Als Veit Alain Stauffer Gasche 1975 in die F+F Schule für experimentelle Gestaltung eintrat, war er einer ihrer jüngsten Schüler. Er kam von der Sekundarschule und hatte es nicht geschafft, in einem Musikaliengeschäft mit Schallplattenabteilung eine Lehrstelle als Schallplattenverkäufer zu erhalten. Also entdeckte er an der Schule, die seine Eltern Doris und Serge Stauffer mit anderen gegründet hatten, für zwei Jahre die aktuelle Aktionskunst, Konzeptkunst, Performancekunst, das freie Arbeiten im Team und freie Konzepte des Zusammenlebens. Er dokumentierte die Zeit von 1975 bis 1977 in
Halbweiss, seinen Memoiren, die er 1983 herausbrachte. Den Abschluss seiner Zeit an der F+F bildete im Herbst 1977 ein Konzert am Schlagzeug im Duo mit dem Gitarristen Edwin Kunz mit anschliessendem Gespräch zu
Frauenkultur – Männerkultur.
Bereits im Januar 1978 organisierte Veit Stauffer mit der englischen Band Henry Cow zwei Konzerte in der Aula Rämibühl in Zürich und im Kunstmuseum Luzern – mit einer Defizitgarantie der F+F Schule. Die seit 1968 aktive Band Henry Cow löste sich zwar bald nach den Schweizer Konzerten 1978 auf, aber der Schlagzeuger Chris Cutler gründete im gleichen Jahr in London Recommended Records als Laden, Vertrieb und Label für Independent-Musik.

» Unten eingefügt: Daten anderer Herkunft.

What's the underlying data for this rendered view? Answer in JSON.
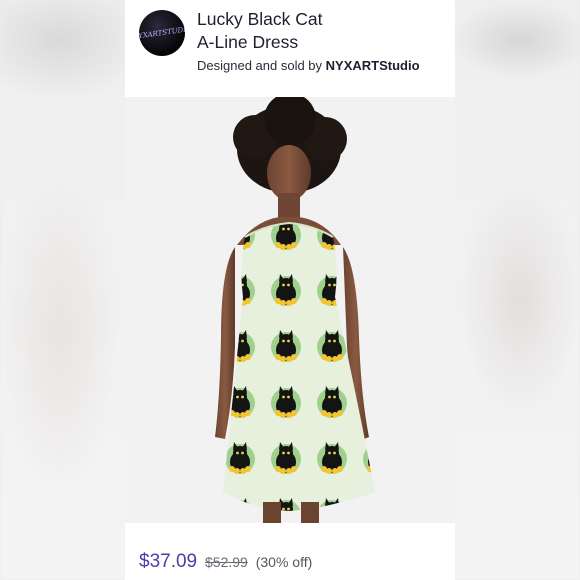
{
  "product": {
    "title_line1": "Lucky Black Cat",
    "title_line2": "A-Line Dress",
    "seller_prefix": "Designed and sold by",
    "seller_name": "NYXARTStudio",
    "avatar_text": "NYXARTSTUDIO"
  },
  "pricing": {
    "price": "$37.09",
    "original_price": "$52.99",
    "discount": "(30% off)"
  },
  "colors": {
    "price_accent": "#4a3fa8",
    "dress_background": "#e6f0dc",
    "cat_badge_green": "#9fd18e",
    "flower_yellow": "#f2c531"
  },
  "image": {
    "subject": "model-wearing-dress-icon"
  }
}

Veit Stauffer und Daniel Waldner gründeten auf Einladung von Chris Cutler eine Zweigstelle in Zürich. Das erste Plattencover des
RecRec-Labels,
Emile au Jardin Patrologique (1983) von Débile Menthol aus Neuchâtel, wurde von Peter Bäder gestaltet, der später im Studiengang Visuelle Gestaltung an der F+F unterrichtete.
Serge Stauffer hatte 1978 die F+F nach einem Burnout verlassen, Doris Stauffer trat 1981 in einen Streik und unterrichtete nicht mehr. So war es Veit Stauffer, der als erstes den Kontakt zur F+F wieder aufnahm und vertiefte. Die Forschung zum Archiv von Serge Stauffer ab 2011 wurde von Michael Hiltbrunner als Forschender an der Zürcher Hochschule der Künste initiiert, von Veit Stauffer als Halter des Archivs gefördert und von der F+F Schule, damals unter Leitung von Andreas Vogel, unterstützt.

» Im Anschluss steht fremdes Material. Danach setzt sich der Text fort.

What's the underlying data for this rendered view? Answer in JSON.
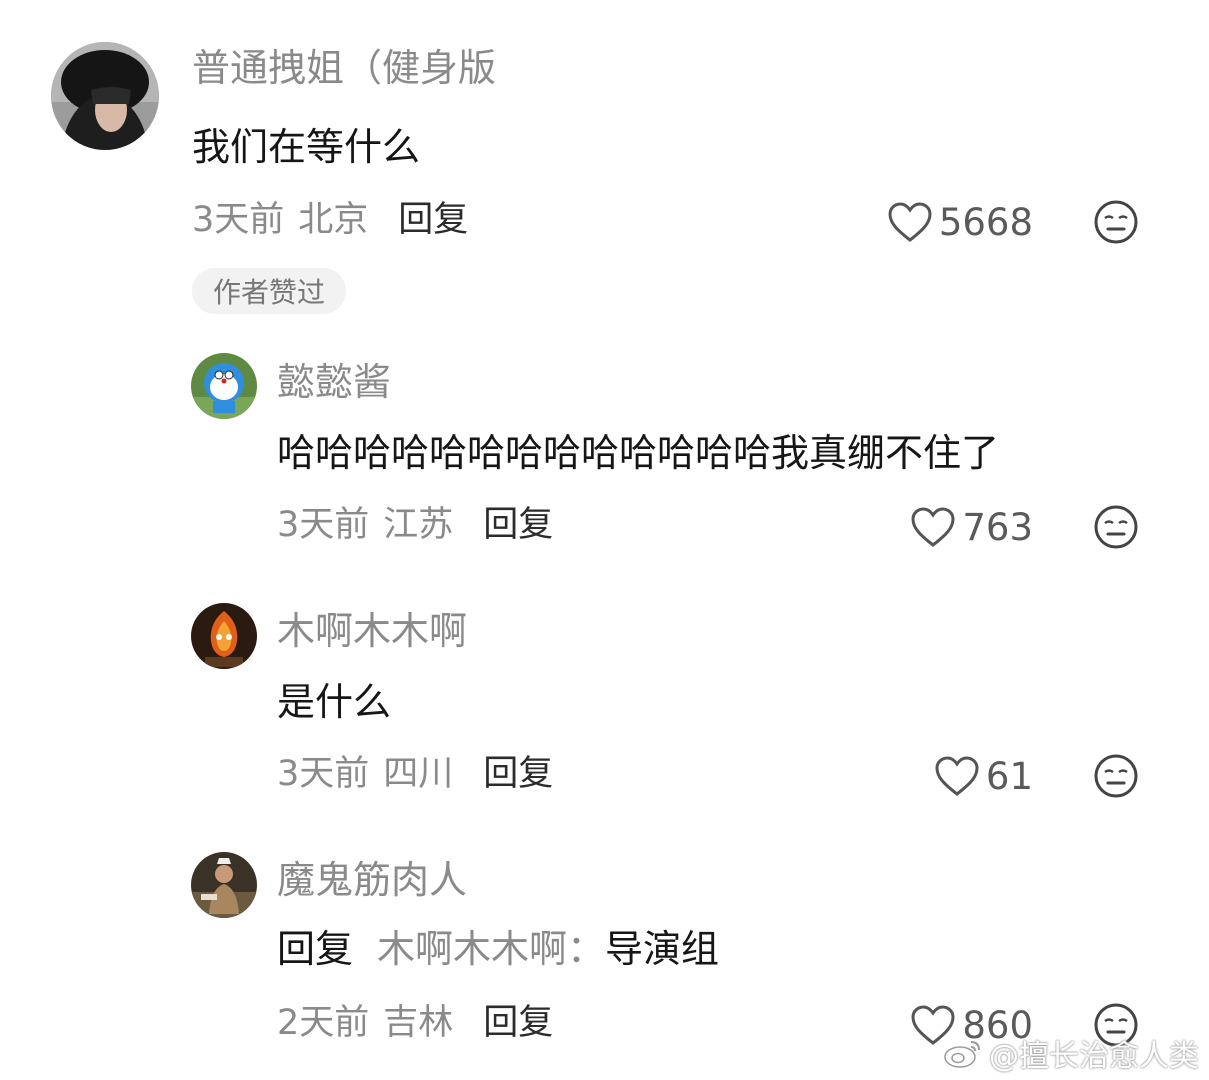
{
  "comments": [
    {
      "username": "普通拽姐（健身版",
      "content": "我们在等什么",
      "time": "3天前",
      "location": "北京",
      "reply_label": "回复",
      "likes": "5668",
      "badge": "作者赞过"
    },
    {
      "username": "懿懿酱",
      "content": "哈哈哈哈哈哈哈哈哈哈哈哈哈我真绷不住了",
      "time": "3天前",
      "location": "江苏",
      "reply_label": "回复",
      "likes": "763"
    },
    {
      "username": "木啊木木啊",
      "content": "是什么",
      "time": "3天前",
      "location": "四川",
      "reply_label": "回复",
      "likes": "61"
    },
    {
      "username": "魔鬼筋肉人",
      "reply_prefix": "回复",
      "reply_to": "木啊木木啊：",
      "content": "导演组",
      "time": "2天前",
      "location": "吉林",
      "reply_label": "回复",
      "likes": "860"
    }
  ],
  "icons": {
    "like": "heart-outline-icon",
    "reaction": "neutral-face-icon"
  },
  "watermark": "@擅长治愈人类",
  "colors": {
    "text_primary": "#161616",
    "text_secondary": "#8a8a8a",
    "badge_bg": "#f2f2f2"
  }
}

Im Zuge der Ausstellung zu Serge Stauffer im Helmhaus Zürich entstand mit den Schwestern von Veit, Monika und Salome Stauffer, sowie mit Doris Stauffer ein dauerhafter freundschaftlicher Austausch mit der Schule, der sich 2021 mit der online Archiv-Ausstellung
F+F 1971 (
ff1971.ch) zum 50-Jahr-Jubiläum der Schule noch vertiefte. Veit Stauffer baute Brücken zu verschollenen Beteiligten, löste Konflikte im Nu auf und war mit dem
RecRec-Shop immer eine hilfreiche Anlaufstelle. Detektivische Recherchen waren seine Leidenschaft und so konnten mit seiner Hilfe zahlreiche Dokumente mit umfangreichen Informationen versehen werden und alte Freund:innen wieder zusammenfinden.

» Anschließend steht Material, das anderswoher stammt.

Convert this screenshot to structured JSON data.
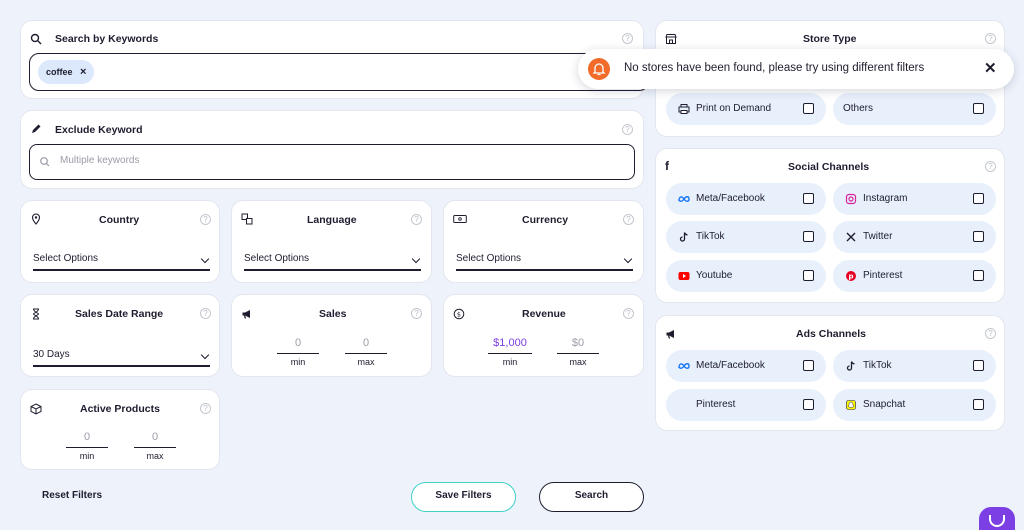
{
  "keywords": {
    "title": "Search by Keywords",
    "help": "?",
    "tag": "coffee",
    "tag_remove": "×"
  },
  "exclude": {
    "title": "Exclude Keyword",
    "help": "?",
    "placeholder": "Multiple keywords"
  },
  "country": {
    "title": "Country",
    "help": "?",
    "value": "Select Options"
  },
  "language": {
    "title": "Language",
    "help": "?",
    "value": "Select Options"
  },
  "currency": {
    "title": "Currency",
    "help": "?",
    "value": "Select Options"
  },
  "sales_date": {
    "title": "Sales Date Range",
    "help": "?",
    "value": "30 Days"
  },
  "sales": {
    "title": "Sales",
    "help": "?",
    "min_value": "0",
    "max_value": "0",
    "min_label": "min",
    "max_label": "max"
  },
  "revenue": {
    "title": "Revenue",
    "help": "?",
    "min_value": "$1,000",
    "max_value": "$0",
    "min_label": "min",
    "max_label": "max"
  },
  "active_products": {
    "title": "Active Products",
    "help": "?",
    "min_value": "0",
    "max_value": "0",
    "min_label": "min",
    "max_label": "max"
  },
  "footer": {
    "reset": "Reset Filters",
    "save": "Save Filters",
    "search": "Search"
  },
  "store_type": {
    "title": "Store Type",
    "help": "?",
    "items": [
      "Print on Demand",
      "Others"
    ]
  },
  "social": {
    "title": "Social Channels",
    "help": "?",
    "items": [
      "Meta/Facebook",
      "Instagram",
      "TikTok",
      "Twitter",
      "Youtube",
      "Pinterest"
    ]
  },
  "ads": {
    "title": "Ads Channels",
    "help": "?",
    "items": [
      "Meta/Facebook",
      "TikTok",
      "Pinterest",
      "Snapchat"
    ]
  },
  "toast": {
    "message": "No stores have been found, please try using different filters",
    "close": "✕"
  },
  "colors": {
    "accent": "#7b3fe4",
    "toast_icon": "#f26b2a",
    "save_border": "#3fd0c9",
    "dark": "#1d1d2f",
    "chip_bg": "#e8f0fc"
  }
}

Veit Stauffer löste seinen Musikladen 2020 auf, blieb aber in der Zürcher Musikszene weiterhin ein aktiver Beobachter und Vermittler. Ein Jahr später erhielt er die Auszeichnung für besondere kulturelle Verdienste der Stadt Zürich, den gleichen Preis, den seine Mutter 2015 erhalten hatte.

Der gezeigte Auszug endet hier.